Mueller Moves Forward with D.C. Grand Jury as Senators Try to Protect Special Counsel

WASHINGTON -- Special counsel Robert Mueller has impaneled a grand jury in the investigation into Russian campaign interference, already reportedly issuing subpoenas as a bipartisan effort launched in the Senate to protect the former FBI director.

The Wall Street Journal reported that the grand jury "began its work in recent weeks," signaling that the probe, buoyed by a handpicked team of 16 prosecutors with experience including money laundering and organized crime, is "growing in intensity" and is expected to continue for months. NPR reported that Mueller is using a grand jury in D.C.

Reuters reported that the grand jury has issued subpoenas in a June 2016 Trump Tower meeting in which Donald Trump Jr., Jared Kushner and Paul Manafort met with Russian lawyer Natalia Veselnitskaya, lobbyist Rinat Akhmetshin, publicist Rob Goldstone and others after Goldstone promised damaging information on Hillary Clinton from the Russian government.

And CNN reported that Mueller's investigation has widened to include the Trump Organization and Trump family's business dealings and "focus on possible financial crimes, some unconnected to the 2016 elections."

In an interview with a trio of NYT reporters at the White House last month, President Trump was asked if Mueller looking at his family finances would cross a "red line" of some sort: "I would say yes," the president replied, calling it "a violation" as the probe is about Russia. The Guardian reported then that Mueller's team and Trump's bank, Deutsche Bank, had already been in contact and the bank expected subpoenas or other information requests.
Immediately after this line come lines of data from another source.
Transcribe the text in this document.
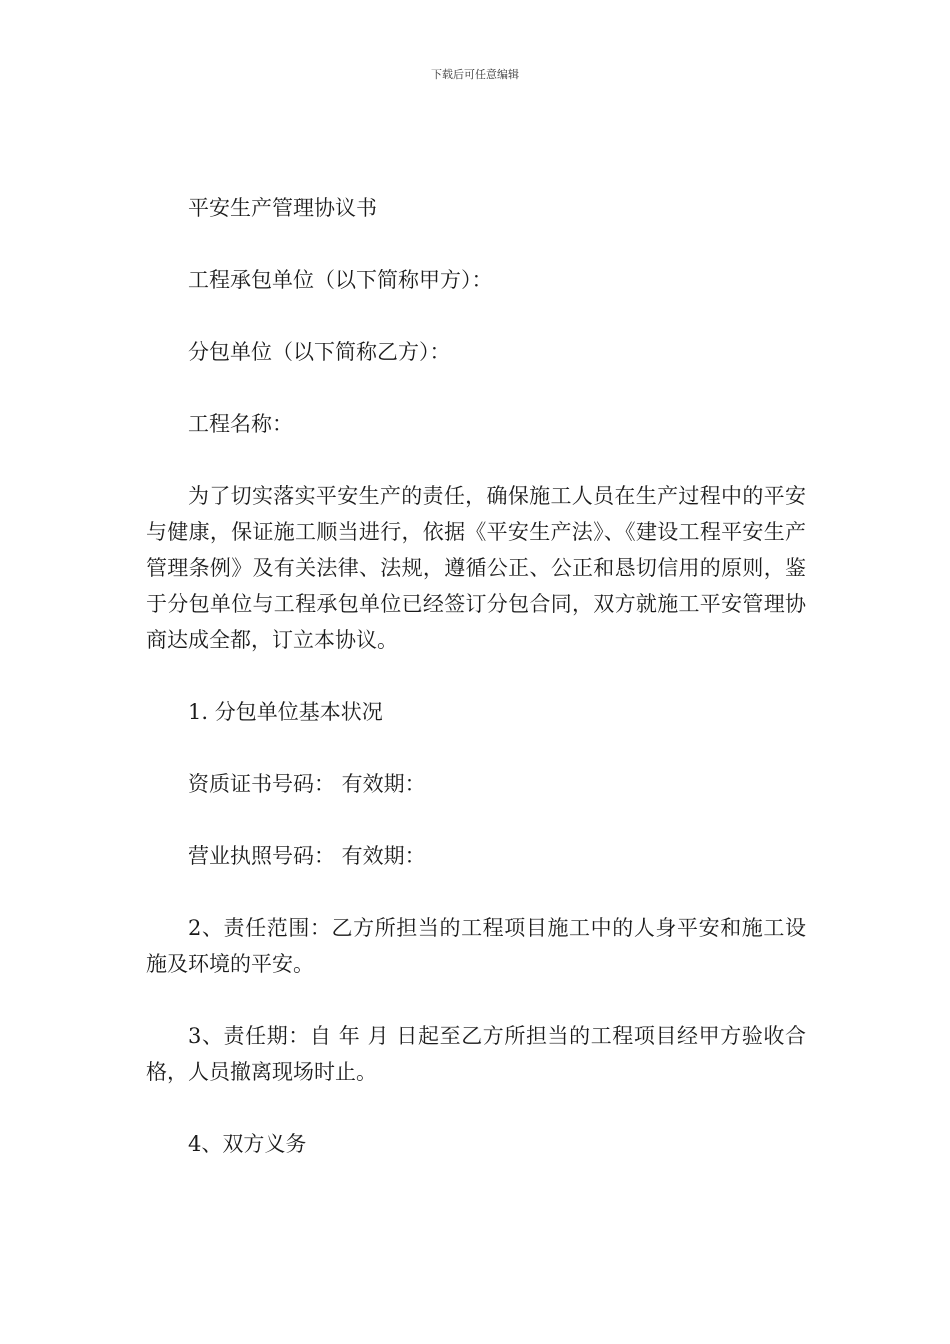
下载后可任意编辑

平安生产管理协议书

工程承包单位（以下简称甲方）：

分包单位（以下简称乙方）：

工程名称：

为了切实落实平安生产的责任，确保施工人员在生产过程中的平安与健康，保证施工顺当进行，依据《平安生产法》、《建设工程平安生产管理条例》及有关法律、法规，遵循公正、公正和恳切信用的原则，鉴于分包单位与工程承包单位已经签订分包合同，双方就施工平安管理协商达成全都，订立本协议。

1. 分包单位基本状况

资质证书号码： 有效期：

营业执照号码： 有效期：

2、责任范围：乙方所担当的工程项目施工中的人身平安和施工设施及环境的平安。

3、责任期：自 年 月 日起至乙方所担当的工程项目经甲方验收合格，人员撤离现场时止。

4、双方义务
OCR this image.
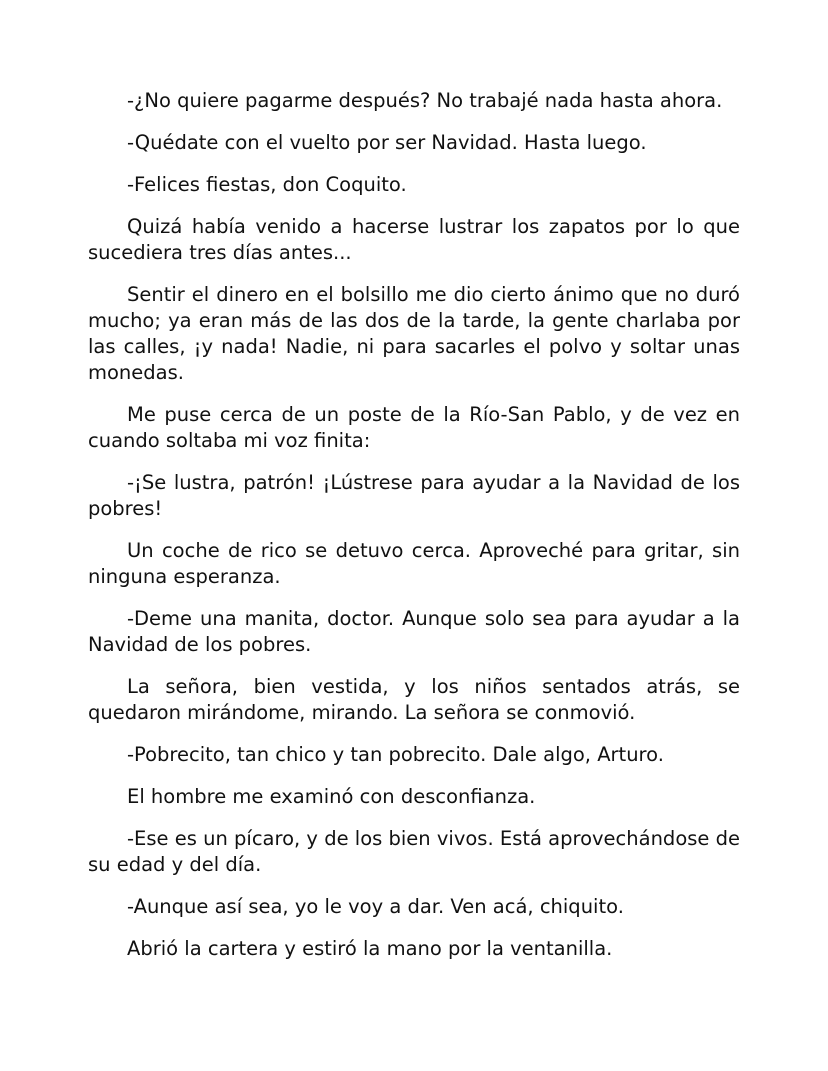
-¿No quiere pagarme después? No trabajé nada hasta ahora.

-Quédate con el vuelto por ser Navidad. Hasta luego.

-Felices fiestas, don Coquito.

Quizá había venido a hacerse lustrar los zapatos por lo que sucediera tres días antes...

Sentir el dinero en el bolsillo me dio cierto ánimo que no duró mucho; ya eran más de las dos de la tarde, la gente charlaba por las calles, ¡y nada! Nadie, ni para sacarles el polvo y soltar unas monedas.

Me puse cerca de un poste de la Río-San Pablo, y de vez en cuando soltaba mi voz finita:

-¡Se lustra, patrón! ¡Lústrese para ayudar a la Navidad de los pobres!

Un coche de rico se detuvo cerca. Aproveché para gritar, sin ninguna esperanza.

-Deme una manita, doctor. Aunque solo sea para ayudar a la Navidad de los pobres.

La señora, bien vestida, y los niños sentados atrás, se quedaron mirándome, mirando. La señora se conmovió.

-Pobrecito, tan chico y tan pobrecito. Dale algo, Arturo.

El hombre me examinó con desconfianza.

-Ese es un pícaro, y de los bien vivos. Está aprovechándose de su edad y del día.

-Aunque así sea, yo le voy a dar. Ven acá, chiquito.

Abrió la cartera y estiró la mano por la ventanilla.
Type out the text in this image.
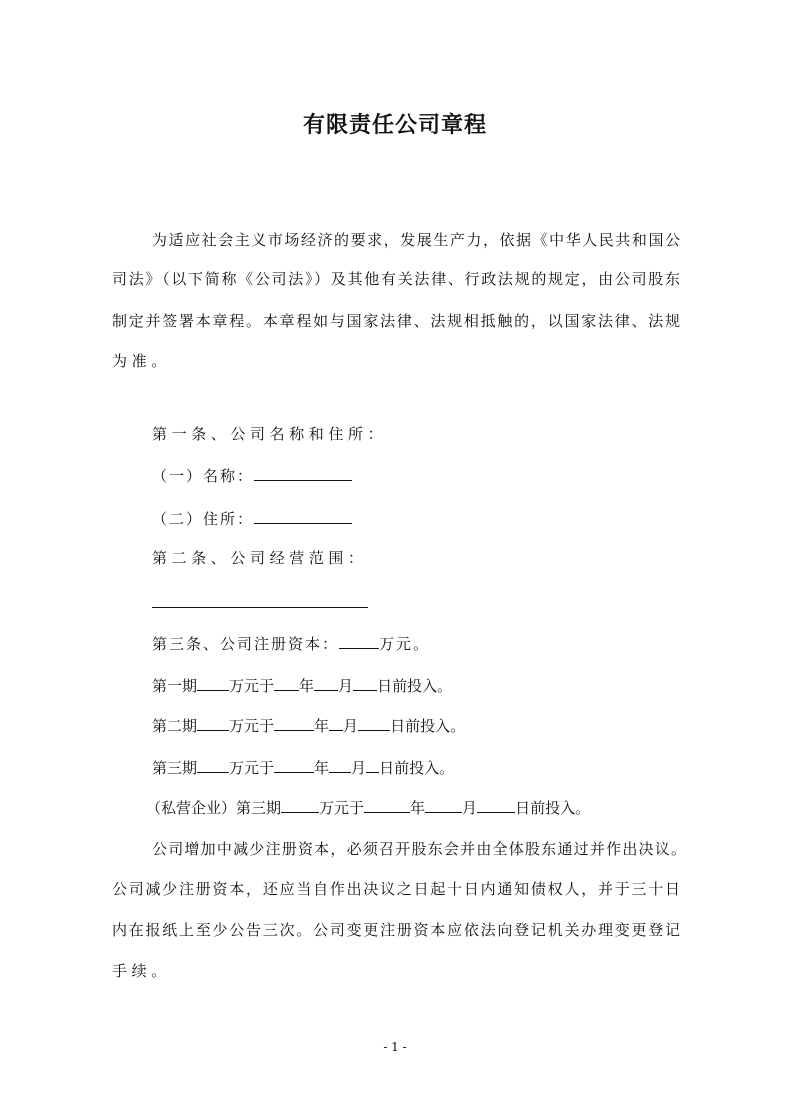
有限责任公司章程
为适应社会主义市场经济的要求，发展生产力，依据《中华人民共和国公
司法》（以下简称《公司法》）及其他有关法律、行政法规的规定，由公司股东
制定并签署本章程。本章程如与国家法律、法规相抵触的，以国家法律、法规
为准。
第一条、公司名称和住所：
（一）名称：
（二）住所：
第二条、公司经营范围：
第三条、公司注册资本：	万元。
第一期 万元于 年 月 日前投入。
第二期 万元于	年 月 日前投入。
第三期 万元于	年 月 日前投入。
（私营企业）第三期	万元于	年 月	日前投入。
公司增加中减少注册资本，必须召开股东会并由全体股东通过并作出决议。
公司减少注册资本，还应当自作出决议之日起十日内通知债权人，并于三十日
内在报纸上至少公告三次。公司变更注册资本应依法向登记机关办理变更登记
手续。
- 1 -
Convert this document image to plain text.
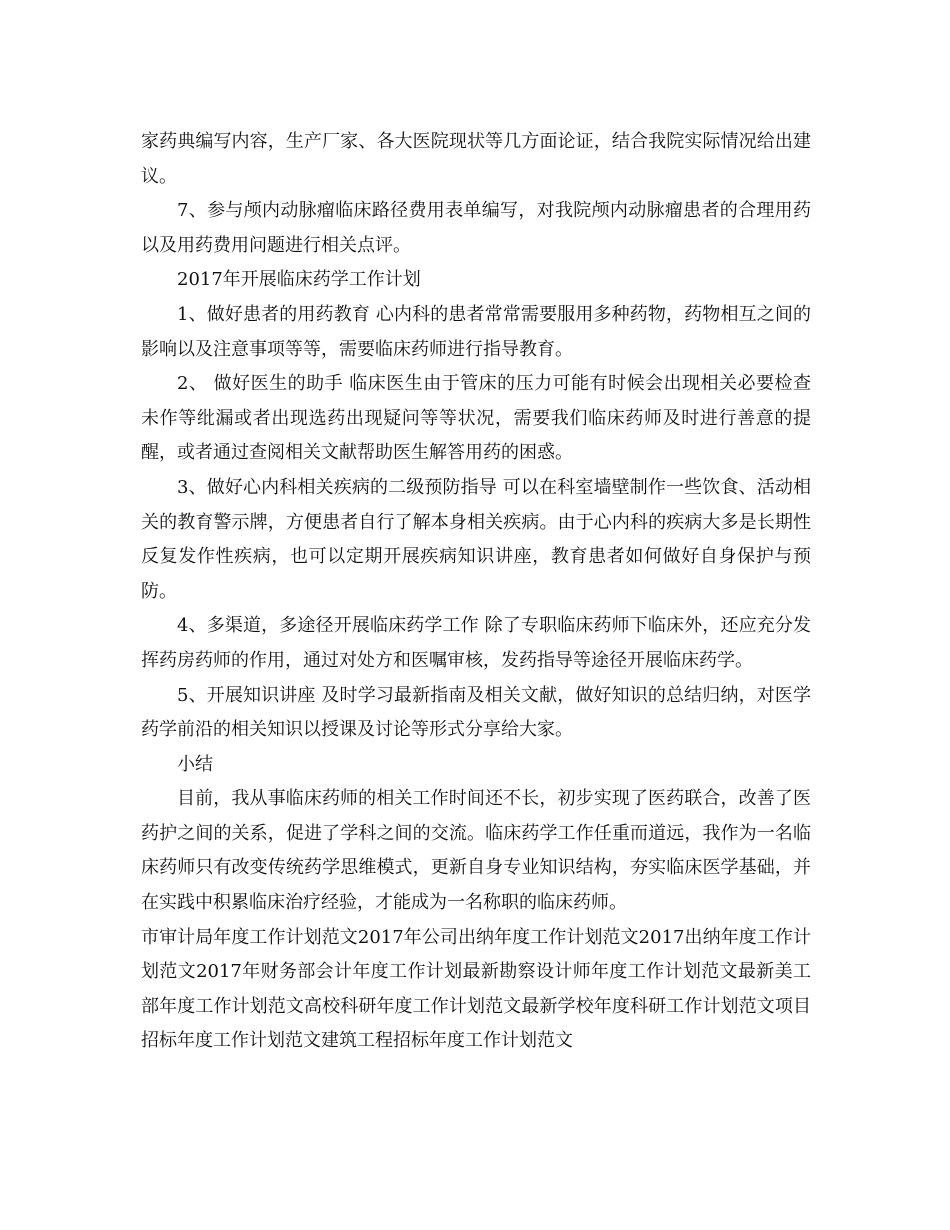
家药典编写内容，生产厂家、各大医院现状等几方面论证，结合我院实际情况给出建议。

7、参与颅内动脉瘤临床路径费用表单编写，对我院颅内动脉瘤患者的合理用药以及用药费用问题进行相关点评。

2017年开展临床药学工作计划

1、做好患者的用药教育 心内科的患者常常需要服用多种药物，药物相互之间的影响以及注意事项等等，需要临床药师进行指导教育。

2、 做好医生的助手 临床医生由于管床的压力可能有时候会出现相关必要检查未作等纰漏或者出现选药出现疑问等等状况，需要我们临床药师及时进行善意的提醒，或者通过查阅相关文献帮助医生解答用药的困惑。

3、做好心内科相关疾病的二级预防指导 可以在科室墙壁制作一些饮食、活动相关的教育警示牌，方便患者自行了解本身相关疾病。由于心内科的疾病大多是长期性反复发作性疾病，也可以定期开展疾病知识讲座，教育患者如何做好自身保护与预防。

4、多渠道，多途径开展临床药学工作 除了专职临床药师下临床外，还应充分发挥药房药师的作用，通过对处方和医嘱审核，发药指导等途径开展临床药学。

5、开展知识讲座 及时学习最新指南及相关文献，做好知识的总结归纳，对医学药学前沿的相关知识以授课及讨论等形式分享给大家。

小结

目前，我从事临床药师的相关工作时间还不长，初步实现了医药联合，改善了医药护之间的关系，促进了学科之间的交流。临床药学工作任重而道远，我作为一名临床药师只有改变传统药学思维模式，更新自身专业知识结构，夯实临床医学基础，并在实践中积累临床治疗经验，才能成为一名称职的临床药师。

市审计局年度工作计划范文2017年公司出纳年度工作计划范文2017出纳年度工作计划范文2017年财务部会计年度工作计划最新勘察设计师年度工作计划范文最新美工部年度工作计划范文高校科研年度工作计划范文最新学校年度科研工作计划范文项目招标年度工作计划范文建筑工程招标年度工作计划范文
"Grand jury matters are typically secret," Trump's counsel Ty Cobb said in a statement released by the White House after today's WSJ story broke. "The White House favors anything that accelerates the conclusion of his work fairly... the White House is committed to fully cooperating with Mr. Mueller."

"Former FBI Director Jim Comey said three times the president is not under investigation and we have no reason to believe that has changed," Cobb added.

Comey testified at the Senate Intelligence Committee in June that one member of the FBI's leadership team was concerned about telling Trump that he was at the time not the subject of the Bureau's counterintelligence investigation "because we're looking at the potential -- again, that's the subject of the investigation -- coordination between the campaign and Russia, because it was President Trump -- President-elect Trump's campaign, this person's view was, inevitably, his behavior, his conduct will fall within the scope of that work." Comey said he went ahead and told the president because "I thought it was fair to say what was literally true."

The leader who disagreed with Comey telling the president he wasn't under CI investigation maintained that view. "His view was still that it was probably -- although literally true, his concern was it could be misleading, because the nature of the investigation was such that it might well touch -- obviously, it would touch the campaign, and the person at the head of the campaign would be the candidate," Comey said.

Today Sens. Lindsey Graham (R-S.C.) and Cory Booker (D-N.J.) introduced legislation stipulating that a special counsel "may only be removed if the Attorney General files an action in the United States District Court for the District of Columbia and files a contemporaneous notice of the action with the Committee on the Judiciary of the Senate and the Committee on the Judiciary of the House of Representatives."

The motion to fire the special counsel would then be heard by a panel of three judges, and a special counsel could only be removed "after the court has issued an order finding misconduct, dereliction of duty, incapacity, conflict of interest, or other good cause, including violation of policies of the Department of Justice."

Booker said the Special Counsel Independence Protection Act (SCIPA) would ensure that investigators like Mueller are "never be subjected to interference or intimidation because of where an investigation takes them."

"I think this is a good check and balance, both for today and in the future. We should all be interested in making sure that special counsels have oversight. Special counsels must act within boundaries, but they must also be protected," Graham said. "Our bill allows judicial review of any decision to terminate a special counsel to make sure it’s done for the reasons cited in the regulation rather than political motivation. I think this will serve the country well. I look forward to working with my Democratic and Republican colleagues to make this law."

Sen. Sheldon Whitehouse (D-R.I.), a co-sponsor of the bill, added in a statement, "The American people must be able to trust that special counsel Mueller can follow the facts wherever they lead.  We will ensure that they can."

Sen. Jeff Flake (R-Ariz.) told MSNBC earlier in the day that if Trump moved to fire Mueller at this point, Congress would use its power to appoint an independent counsel to continue the probe.

"If he were to be removed, however it is done, by the assistant attorney general or a new one, Congress would assert its prerogatives. And that would mean hiring a special prosecutor," Flake said. "That might even be Bob Mueller."